Sort of like how celibacy actually just means non-marriage, nothing to do with sexual activity, but is no longer used that way.

5 Likes

White Goodman Reaction GIF

Take heart that she raised it with you in the first place. I know MANY people in her shoes who simply never raised it to their parents because they didn’t see any avenue to it going well. It may not have gone the way you imagined the first time, but she raised it with you, and was willing to do it again the second time, and that is a hallmark of a strong relationship. There are many ways that parents wont understand their kids and will get it wrong. All we can really do is cultivate a relationship with them that they’ll talk to us about it when that is happening with a fair expectation they’re going to be able to reach you.

This is specifically what I addressed a couple of days ago. Sex and Gender are indeed different, and it is gender where most of the discussion around being non-binary has been focused. But it is important to understand that even biological sex is not binary. There are people, known cases estimated to be 10% of the population, who cannot be neatly fit into any coherent binary definition of what biological sex is. This is what is described in the Scientific American article I posted a couple of days ago.

In short, a binary definition of sex requires that people born with sex chromosomes XX are female and XY are male. However, not all people are born with one of those two options, and not all who are go on to develop the outward characteristics that cause them to be labelled with sex predicted from that combination. As said above, known exceptions to this cover an estimated 10% of the population. How many more people are covered by discordances that haven’t yet been characterized is unknown. This is the reality that @Klopptimist ignores, and something he has been ignoring for years. He has never once actually engaged on how this can be reconciled with his supposed biological “facts”

6 Likes

this is really at the heart of it. as one of those rare hetero white males, much of society has ingrained a certain expectation… an image of… machismo? strength in silence? stoic?.. into how we are to present ourselves to society.

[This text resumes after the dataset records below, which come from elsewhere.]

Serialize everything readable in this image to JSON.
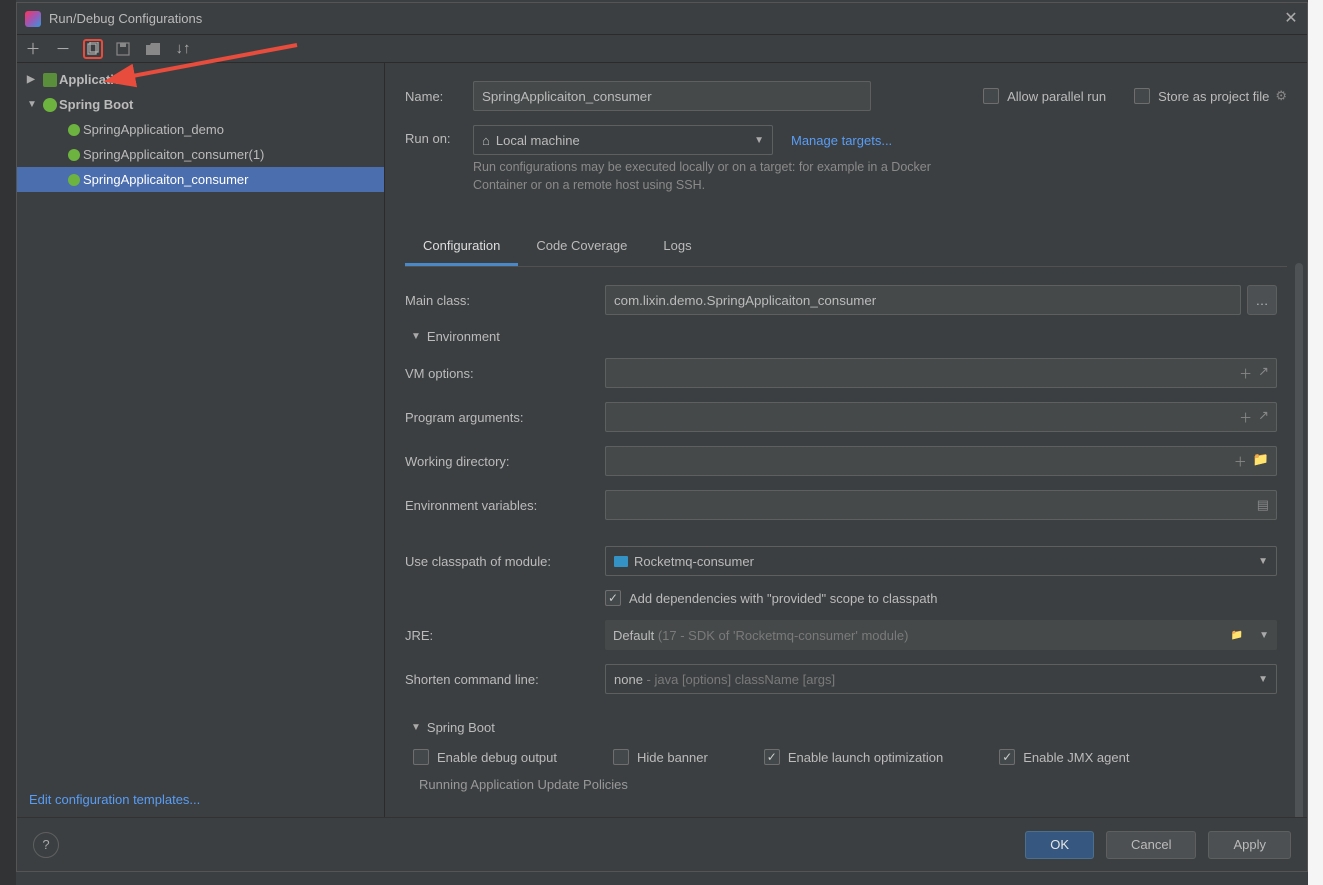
{
  "dialog": {
    "title": "Run/Debug Configurations"
  },
  "tree": {
    "app_group": "Application",
    "spring_group": "Spring Boot",
    "children": [
      "SpringApplication_demo",
      "SpringApplicaiton_consumer(1)",
      "SpringApplicaiton_consumer"
    ]
  },
  "sidebar": {
    "edit_templates": "Edit configuration templates..."
  },
  "form": {
    "name_label": "Name:",
    "name_value": "SpringApplicaiton_consumer",
    "allow_parallel": "Allow parallel run",
    "store_as_project": "Store as project file",
    "runon_label": "Run on:",
    "runon_value": "Local machine",
    "manage_targets": "Manage targets...",
    "runon_hint": "Run configurations may be executed locally or on a target: for example in a Docker Container or on a remote host using SSH.",
    "tabs": [
      "Configuration",
      "Code Coverage",
      "Logs"
    ],
    "main_class_label": "Main class:",
    "main_class_value": "com.lixin.demo.SpringApplicaiton_consumer",
    "env_section": "Environment",
    "vm_options_label": "VM options:",
    "program_args_label": "Program arguments:",
    "working_dir_label": "Working directory:",
    "env_vars_label": "Environment variables:",
    "classpath_label": "Use classpath of module:",
    "classpath_value": "Rocketmq-consumer",
    "add_provided": "Add dependencies with \"provided\" scope to classpath",
    "jre_label": "JRE:",
    "jre_default": "Default",
    "jre_hint": "(17 - SDK of 'Rocketmq-consumer' module)",
    "shorten_label": "Shorten command line:",
    "shorten_value": "none",
    "shorten_hint": "- java [options] className [args]",
    "spring_section": "Spring Boot",
    "enable_debug": "Enable debug output",
    "hide_banner": "Hide banner",
    "enable_launch_opt": "Enable launch optimization",
    "enable_jmx": "Enable JMX agent",
    "update_policies": "Running Application Update Policies"
  },
  "buttons": {
    "ok": "OK",
    "cancel": "Cancel",
    "apply": "Apply"
  }
}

One you hit a certain age and you see how much bullshit that really is… how important it is to emotionally connect with your family to strengthen that bond. To truly love your spouse and your children, then you quickly realize that all of that bravado is just a façade that everyone else sees.

and when you see what’s portrayed on the social media platforms which your children are being exposed to on a daily basis at school… you can truly see how fucking doomed we are in certain situations.

and bless my 8yo, he’s yet to be on a winning sports team in the past three years of footy and baseball and couldn’t give a shit. “I’m having fun with my team daddy, that’s all that matters”. :cry:

5 Likes

Indeed. It’s from the French ‘celibat’ denoting single status.

Wow, we have people saying what can and can’t be discussed.

1 Like

The list of reasons people have to do increasingly strange things through society’s justification grows? Who knew.

I once mentioned 1984 and it really upset some.

1 Like

Funny that that 10% didn’t present itself at my primary school, secondary school or college. Of the 1000 or so people I was at school was, surely 100 ish should have presented themselves. Not one. So I’m calling bollocks on your 10%.

A recent report from the Government Equalities Office states that there could be up to 500,000 people in the uk who identify as Trans. That is one in about every 120 people…

I do find 500,000 a bit hard to believe but then why would they grossly inflate the number? What motive would a government department have?